Sheet-fed presses require a plain unprinted (and unprintable) margin on tile leading edge of the sheet where the grippers that pull the paper thru the press holds onto it; usually 1/2 inch or less.

groundwood

Wood derived pulp, obtained by mechanical means, and containing all the tree's lignin type materials; carefully cleaned and debarked logs were originally pressed against the face of a rapidly revolving grindstone. The abrasive action tore the fibers from their setting in the wood. Groundwood is one type of mechanical pulp, but the term is often used synonymously with mechanical pulp.

groundwood papers

Term applied to papers containing a substantial proportion of ground-wood or mechanical pulp.

guide edge

The edge of a sheet at right angles to the gripper edge, that travels along a guide to position the sheet on the table and thru the sheet-fed printing press.
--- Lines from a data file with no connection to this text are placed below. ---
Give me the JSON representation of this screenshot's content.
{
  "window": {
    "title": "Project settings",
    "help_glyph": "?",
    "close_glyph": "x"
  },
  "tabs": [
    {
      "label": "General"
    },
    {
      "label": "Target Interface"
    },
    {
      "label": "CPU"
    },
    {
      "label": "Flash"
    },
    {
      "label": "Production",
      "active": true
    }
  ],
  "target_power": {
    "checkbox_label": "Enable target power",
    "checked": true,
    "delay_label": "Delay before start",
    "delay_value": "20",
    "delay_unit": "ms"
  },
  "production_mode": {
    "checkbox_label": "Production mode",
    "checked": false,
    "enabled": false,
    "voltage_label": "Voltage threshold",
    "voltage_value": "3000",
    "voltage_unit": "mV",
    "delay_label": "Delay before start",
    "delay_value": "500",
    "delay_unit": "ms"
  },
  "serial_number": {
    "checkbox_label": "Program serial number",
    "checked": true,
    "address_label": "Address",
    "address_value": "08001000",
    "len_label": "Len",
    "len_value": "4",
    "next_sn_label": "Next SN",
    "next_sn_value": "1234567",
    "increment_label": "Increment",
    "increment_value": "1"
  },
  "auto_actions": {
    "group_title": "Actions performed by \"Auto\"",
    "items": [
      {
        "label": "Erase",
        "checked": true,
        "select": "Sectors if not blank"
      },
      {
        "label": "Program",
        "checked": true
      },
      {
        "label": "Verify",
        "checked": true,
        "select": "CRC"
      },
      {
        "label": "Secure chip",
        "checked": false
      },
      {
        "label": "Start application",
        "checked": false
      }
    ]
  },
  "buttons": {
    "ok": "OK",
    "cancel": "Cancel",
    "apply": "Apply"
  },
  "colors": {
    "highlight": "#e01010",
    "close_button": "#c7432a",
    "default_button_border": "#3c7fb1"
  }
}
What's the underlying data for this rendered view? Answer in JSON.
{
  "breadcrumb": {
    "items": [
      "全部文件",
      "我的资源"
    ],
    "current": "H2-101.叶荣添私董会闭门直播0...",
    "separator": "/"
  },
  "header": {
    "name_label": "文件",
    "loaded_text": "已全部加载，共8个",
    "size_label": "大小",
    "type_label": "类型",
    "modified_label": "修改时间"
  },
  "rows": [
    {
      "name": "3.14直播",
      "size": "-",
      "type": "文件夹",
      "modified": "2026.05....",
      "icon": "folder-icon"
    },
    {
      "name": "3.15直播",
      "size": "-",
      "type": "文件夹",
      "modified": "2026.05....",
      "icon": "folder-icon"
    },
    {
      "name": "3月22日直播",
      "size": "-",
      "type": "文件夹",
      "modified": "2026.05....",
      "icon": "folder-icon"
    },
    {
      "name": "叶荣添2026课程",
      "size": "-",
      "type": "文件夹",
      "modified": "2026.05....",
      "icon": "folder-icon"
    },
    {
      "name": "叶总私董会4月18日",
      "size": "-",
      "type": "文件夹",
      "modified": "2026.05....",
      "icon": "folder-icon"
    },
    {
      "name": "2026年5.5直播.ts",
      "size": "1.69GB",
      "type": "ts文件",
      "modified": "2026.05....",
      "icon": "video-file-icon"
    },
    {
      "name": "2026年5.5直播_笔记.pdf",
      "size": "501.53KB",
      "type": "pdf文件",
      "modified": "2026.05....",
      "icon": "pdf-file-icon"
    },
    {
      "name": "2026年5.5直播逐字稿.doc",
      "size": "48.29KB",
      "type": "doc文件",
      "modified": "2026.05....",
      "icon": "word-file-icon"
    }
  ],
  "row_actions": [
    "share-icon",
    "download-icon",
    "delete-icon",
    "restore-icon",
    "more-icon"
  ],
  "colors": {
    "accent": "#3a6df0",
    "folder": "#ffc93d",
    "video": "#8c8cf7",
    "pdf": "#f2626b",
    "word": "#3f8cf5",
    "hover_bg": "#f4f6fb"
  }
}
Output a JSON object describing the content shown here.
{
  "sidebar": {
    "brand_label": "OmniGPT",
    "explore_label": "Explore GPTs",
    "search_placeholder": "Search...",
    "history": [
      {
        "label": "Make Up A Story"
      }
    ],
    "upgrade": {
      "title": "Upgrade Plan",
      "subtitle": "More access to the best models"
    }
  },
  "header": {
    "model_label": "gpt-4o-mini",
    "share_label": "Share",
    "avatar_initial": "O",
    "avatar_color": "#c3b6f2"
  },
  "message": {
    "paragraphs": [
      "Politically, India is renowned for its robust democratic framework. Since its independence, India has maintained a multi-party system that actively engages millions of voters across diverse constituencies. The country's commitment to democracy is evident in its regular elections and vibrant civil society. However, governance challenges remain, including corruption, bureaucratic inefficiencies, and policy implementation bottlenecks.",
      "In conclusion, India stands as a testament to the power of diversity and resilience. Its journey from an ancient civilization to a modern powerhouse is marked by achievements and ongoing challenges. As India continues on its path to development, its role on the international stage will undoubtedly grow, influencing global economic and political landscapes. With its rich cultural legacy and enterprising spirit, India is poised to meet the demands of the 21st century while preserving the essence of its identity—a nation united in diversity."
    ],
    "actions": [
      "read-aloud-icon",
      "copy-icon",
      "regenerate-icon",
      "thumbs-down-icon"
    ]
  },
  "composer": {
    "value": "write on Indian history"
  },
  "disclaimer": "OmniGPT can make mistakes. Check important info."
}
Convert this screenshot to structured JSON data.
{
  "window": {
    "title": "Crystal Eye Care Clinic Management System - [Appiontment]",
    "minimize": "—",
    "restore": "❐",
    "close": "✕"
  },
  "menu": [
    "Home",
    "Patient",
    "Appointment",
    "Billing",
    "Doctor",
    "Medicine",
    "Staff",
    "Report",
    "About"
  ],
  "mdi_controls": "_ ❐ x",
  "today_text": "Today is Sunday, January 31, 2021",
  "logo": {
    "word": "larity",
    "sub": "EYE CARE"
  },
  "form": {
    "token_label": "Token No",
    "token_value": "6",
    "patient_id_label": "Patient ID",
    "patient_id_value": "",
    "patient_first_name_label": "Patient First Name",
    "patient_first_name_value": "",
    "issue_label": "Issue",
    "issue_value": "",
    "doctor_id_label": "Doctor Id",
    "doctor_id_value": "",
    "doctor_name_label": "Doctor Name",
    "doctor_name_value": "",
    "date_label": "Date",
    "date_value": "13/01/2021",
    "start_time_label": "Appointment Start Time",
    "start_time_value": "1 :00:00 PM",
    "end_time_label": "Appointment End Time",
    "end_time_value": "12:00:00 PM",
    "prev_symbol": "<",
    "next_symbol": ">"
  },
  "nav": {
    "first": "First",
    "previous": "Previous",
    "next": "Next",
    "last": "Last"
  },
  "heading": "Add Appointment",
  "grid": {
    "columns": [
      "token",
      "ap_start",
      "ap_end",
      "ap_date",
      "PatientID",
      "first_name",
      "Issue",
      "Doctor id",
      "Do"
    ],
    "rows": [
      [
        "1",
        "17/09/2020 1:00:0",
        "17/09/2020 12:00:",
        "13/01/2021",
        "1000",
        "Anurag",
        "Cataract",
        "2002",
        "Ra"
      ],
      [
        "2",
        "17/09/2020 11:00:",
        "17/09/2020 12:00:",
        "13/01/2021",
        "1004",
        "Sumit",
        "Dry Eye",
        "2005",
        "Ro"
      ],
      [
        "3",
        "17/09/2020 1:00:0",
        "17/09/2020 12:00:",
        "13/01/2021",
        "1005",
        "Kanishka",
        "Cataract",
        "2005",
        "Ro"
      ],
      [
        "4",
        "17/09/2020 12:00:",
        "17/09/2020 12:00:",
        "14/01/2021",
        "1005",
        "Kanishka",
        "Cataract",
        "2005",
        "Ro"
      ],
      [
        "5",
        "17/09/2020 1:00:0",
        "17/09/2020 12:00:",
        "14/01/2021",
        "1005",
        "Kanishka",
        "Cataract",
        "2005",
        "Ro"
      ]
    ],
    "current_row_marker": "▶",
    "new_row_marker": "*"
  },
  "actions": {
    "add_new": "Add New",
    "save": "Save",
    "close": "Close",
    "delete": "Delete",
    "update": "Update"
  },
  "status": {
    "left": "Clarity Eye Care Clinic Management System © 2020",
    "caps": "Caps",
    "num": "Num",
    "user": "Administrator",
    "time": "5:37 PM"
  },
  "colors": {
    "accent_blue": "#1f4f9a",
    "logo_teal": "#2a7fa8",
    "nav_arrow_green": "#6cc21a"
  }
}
The guide edge is the means of control of edge to edge register of the images.

guide roll

A roll or roller used on a running web of paper, and can be "cocked" to compensate for side to side draw difference variations.

gum

A water soluble resinous material (generally naturally harvested gum arabic, but can be a substitute synthetic materials derived from cellulose), used to treat the lithographic printing plate and make the non-image areas of the plate more wettable and receptive to the dampening solution. Also, the dampening solution usually contains a gum to replenish that worn away from the plate during printing.

gutter

The inside margin in a bound piece, between the printed area and the binding; also gutter margin.